One reason we're eliminating these positions is to reinforce the teams on the sites with the most commercial appeal--Gizmodo, Kotaku, Lifehacker and Gawker--and the properties such as Jezebel, io9, Deadspin and Jalopnik which are poised to join them.
One new recruit we're confirming today is Gabriel Snyder from W Magazine in Los Angeles who, as managing editor of Gawker.com, will continue the site's evolution into a national news and entertainment site. We are also hiring new contributors at Jezebel, Deadspin, Kotaku and io9.
Even in the growing editorial teams we need to control costs. And that means a new look at traffic bonuses. We've been spending $50,000 a month on average on pageview bonuses. The scheme has made writers hustle for traffic even in teams so large that there was a risk they become lumbering. It's helped us hit a record 274m pageviews last month, up 69% on last September.

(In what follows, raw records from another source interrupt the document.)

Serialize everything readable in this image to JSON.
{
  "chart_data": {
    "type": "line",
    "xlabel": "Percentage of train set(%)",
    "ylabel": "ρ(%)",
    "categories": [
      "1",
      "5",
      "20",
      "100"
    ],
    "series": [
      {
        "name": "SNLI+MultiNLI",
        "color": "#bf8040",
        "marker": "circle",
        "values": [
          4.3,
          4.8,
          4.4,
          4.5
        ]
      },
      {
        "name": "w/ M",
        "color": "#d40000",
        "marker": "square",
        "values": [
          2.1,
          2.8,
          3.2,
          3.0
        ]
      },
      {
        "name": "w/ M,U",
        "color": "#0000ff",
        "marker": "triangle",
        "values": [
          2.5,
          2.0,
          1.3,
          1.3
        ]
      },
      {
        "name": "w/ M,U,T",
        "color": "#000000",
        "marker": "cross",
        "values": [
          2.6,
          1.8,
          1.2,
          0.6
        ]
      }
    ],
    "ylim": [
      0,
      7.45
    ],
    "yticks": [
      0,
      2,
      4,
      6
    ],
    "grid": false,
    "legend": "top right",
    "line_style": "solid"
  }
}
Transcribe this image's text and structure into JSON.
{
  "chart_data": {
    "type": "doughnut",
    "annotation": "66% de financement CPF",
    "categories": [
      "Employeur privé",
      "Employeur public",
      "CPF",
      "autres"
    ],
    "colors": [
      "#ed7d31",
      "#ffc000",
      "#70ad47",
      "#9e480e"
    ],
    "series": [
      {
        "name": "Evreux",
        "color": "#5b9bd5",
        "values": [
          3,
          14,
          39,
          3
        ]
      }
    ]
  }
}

Pageview bonuses will continue this quarter. And we are committed to pageview incentives, and to measuring performance by a writer's individual pageviews, in the long term. But a first quarter spike in traffic -- and the resulting bonus payments -- could be dangerous if advertising markets are troubled next year. And we're assuming that the economy is so volatile that most of you would like a little bit more predictability about your own income.
That's why we're suspending the pageview bonus for the first quarter at least, but making up for some of the loss of income by raising pay. If you haven't recently agreed to a new rate, your monthly base amount will automatically be increased by 5% in January.
The news about the job and bonus cuts will be demoralizing. The golden age of the blog is over, people will say. Gawker Media is behaving like those big media companies that we mock so easily. I could come up with some bullshit line about how much worse it would have been to wait until we were forced to control costs; or how much more unpleasant life will be at the many internet ventures and newspapers that won't make it through the downturn. I could give you my optimistic spin about the glorious future that awaits us on the far side of this downturn.
But there is no escaping the fact that we're losing some excellent colleagues and the environment next year will be bleak. The one consolation is that there will be plenty of news for us to break -- starting with this email, which you are free to leak.